In an attempt to answer this question, I consulted a reference librarian at the Kentucky Historical Society, two experts on Kentucky folklore, a Harvard bibliographer, and a museum curator, four of whom joined me in a search on Google. Several of us found a reference to a wood called “vermillion” (with two l’s) that came from Papua New Guinea. None of us came up with a reference to Kentucky “vermilion.” Yet surely there must have been a wood with that name, unless the engraver left out a word and vermilion was simply an adjective. One of my consultants thought it referred to red oak. Another suggested the Kentucky Coffee Tree. Although actually a legume rather than a tree, this plant, now the official state tree, was highly valued in the early days. George Washington apparently had a specimen on his estate. According to the Kentucky State Library, its wood was prized “for its rich color and dense grain.” It was sometimes called “Kentucky Mahogany.”6 If anybody reading this essay has a better answer, please let me know!
The AHA gavel is a reminder of the complexity of seemingly simple things. In its slim frame, voluntarism, craft, economy, environment, politics, and historical memory come together inviting us to acknowledge both the geographical breadth and the methodological depth of our enterprise.
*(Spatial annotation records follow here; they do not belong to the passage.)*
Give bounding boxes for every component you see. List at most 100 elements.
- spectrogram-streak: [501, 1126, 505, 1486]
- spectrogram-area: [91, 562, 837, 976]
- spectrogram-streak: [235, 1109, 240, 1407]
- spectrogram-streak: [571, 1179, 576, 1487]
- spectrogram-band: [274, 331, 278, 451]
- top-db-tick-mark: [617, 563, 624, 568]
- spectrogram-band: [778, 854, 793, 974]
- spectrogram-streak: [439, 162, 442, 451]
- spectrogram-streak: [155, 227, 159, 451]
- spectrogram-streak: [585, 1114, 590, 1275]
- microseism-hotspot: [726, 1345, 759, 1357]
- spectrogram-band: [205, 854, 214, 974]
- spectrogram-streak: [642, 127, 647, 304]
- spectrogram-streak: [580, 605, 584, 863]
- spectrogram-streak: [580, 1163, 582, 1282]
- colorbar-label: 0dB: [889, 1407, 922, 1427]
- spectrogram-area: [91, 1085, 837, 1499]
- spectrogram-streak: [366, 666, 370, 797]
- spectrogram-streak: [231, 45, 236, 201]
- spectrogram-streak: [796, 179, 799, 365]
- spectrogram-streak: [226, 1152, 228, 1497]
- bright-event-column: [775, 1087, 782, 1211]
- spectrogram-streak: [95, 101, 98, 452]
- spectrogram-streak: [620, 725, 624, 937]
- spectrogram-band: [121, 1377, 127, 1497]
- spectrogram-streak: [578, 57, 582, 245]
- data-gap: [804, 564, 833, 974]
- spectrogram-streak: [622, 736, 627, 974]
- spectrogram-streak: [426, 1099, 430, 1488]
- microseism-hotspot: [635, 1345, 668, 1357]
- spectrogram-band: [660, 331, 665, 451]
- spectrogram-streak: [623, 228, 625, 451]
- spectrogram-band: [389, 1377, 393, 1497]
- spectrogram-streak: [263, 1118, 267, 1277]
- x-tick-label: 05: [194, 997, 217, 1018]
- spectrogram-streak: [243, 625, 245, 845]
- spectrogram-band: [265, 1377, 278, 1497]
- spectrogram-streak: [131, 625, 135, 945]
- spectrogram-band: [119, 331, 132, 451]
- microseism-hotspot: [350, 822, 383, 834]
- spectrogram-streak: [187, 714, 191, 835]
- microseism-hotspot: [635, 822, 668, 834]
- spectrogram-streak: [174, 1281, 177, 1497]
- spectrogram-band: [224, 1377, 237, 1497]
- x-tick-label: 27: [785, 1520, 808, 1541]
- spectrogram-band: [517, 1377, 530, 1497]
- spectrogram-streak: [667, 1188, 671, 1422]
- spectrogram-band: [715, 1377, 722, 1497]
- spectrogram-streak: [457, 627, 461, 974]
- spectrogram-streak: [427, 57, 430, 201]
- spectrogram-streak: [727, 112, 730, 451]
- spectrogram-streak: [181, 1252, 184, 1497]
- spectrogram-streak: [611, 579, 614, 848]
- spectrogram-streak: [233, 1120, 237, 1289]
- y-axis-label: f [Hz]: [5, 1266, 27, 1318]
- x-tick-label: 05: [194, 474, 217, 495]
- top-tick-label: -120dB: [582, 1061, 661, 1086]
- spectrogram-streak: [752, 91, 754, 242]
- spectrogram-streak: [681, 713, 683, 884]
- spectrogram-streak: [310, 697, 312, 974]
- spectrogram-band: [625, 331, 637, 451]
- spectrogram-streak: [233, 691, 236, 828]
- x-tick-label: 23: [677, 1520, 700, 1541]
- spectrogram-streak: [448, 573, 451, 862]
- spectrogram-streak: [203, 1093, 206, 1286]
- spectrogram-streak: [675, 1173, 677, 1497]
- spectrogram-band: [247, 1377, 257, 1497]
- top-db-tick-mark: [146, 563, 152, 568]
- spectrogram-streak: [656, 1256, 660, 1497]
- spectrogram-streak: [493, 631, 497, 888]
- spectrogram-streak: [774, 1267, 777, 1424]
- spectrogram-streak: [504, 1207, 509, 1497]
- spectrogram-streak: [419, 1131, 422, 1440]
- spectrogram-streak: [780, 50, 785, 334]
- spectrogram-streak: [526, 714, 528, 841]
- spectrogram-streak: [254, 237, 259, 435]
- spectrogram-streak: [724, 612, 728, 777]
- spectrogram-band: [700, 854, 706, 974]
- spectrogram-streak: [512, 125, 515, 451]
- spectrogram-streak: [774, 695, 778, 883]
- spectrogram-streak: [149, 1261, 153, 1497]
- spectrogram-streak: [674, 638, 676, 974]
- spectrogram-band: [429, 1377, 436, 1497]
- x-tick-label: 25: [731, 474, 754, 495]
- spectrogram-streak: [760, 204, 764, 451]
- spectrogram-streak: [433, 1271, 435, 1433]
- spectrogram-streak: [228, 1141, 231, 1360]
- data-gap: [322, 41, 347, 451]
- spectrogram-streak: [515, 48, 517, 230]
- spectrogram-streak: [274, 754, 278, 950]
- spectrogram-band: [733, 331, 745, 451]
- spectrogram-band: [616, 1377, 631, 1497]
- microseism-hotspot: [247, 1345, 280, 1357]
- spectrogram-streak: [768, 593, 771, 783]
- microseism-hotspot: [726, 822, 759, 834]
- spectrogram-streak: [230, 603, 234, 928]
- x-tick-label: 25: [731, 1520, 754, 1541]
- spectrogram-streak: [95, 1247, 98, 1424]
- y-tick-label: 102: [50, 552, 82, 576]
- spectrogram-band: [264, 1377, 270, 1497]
Sometimes I imagine carrying the AHA gavel to Antiques Roadshow. The camera would zoom in on its polished surface, while the interviewer asked, “And what do you think it is worth?”
I would tell him that in 1984, it was appraised at $1,800. He would pause for dramatic effect, and then say: “Today, if it should come up for action, I would estimate its value at . . . “
I would gasp, and then say, “We do not plan to sell it.”
—Laurel Thatcher Ulrich (Harvard Univ.) is president of the AHA.
Notes
1. For a photograph, see www.potomac5.org/gavel.php.
2. Arthur M. Schlesinger, “What Then Is the American, This New Man?” AHA Presidential Address, 1942. American Historical Review 48:2 (January 1943), 225–244, and online at www.historians.org.
3. Official Proceedings of the National Democratic Convention (Chicago: 1892) p. 68. Internet Archive, www.archive.org/details/officialproceedi00demoiala.
4.Report of The Proceedings of the Society of the Army of Tennessee, (Cincinnati: 1895) p. 20.
5. Proceedings of the 36th Annual Convention of the Master Car and Locomotive Painters' Association (Chicago: 1904), p. 26 https://books.google.com.
6. “Kentucky’s State Tree,” Kentucky Department for Library and Archives, www.kdla.ky.gov/resources/kytree.htm.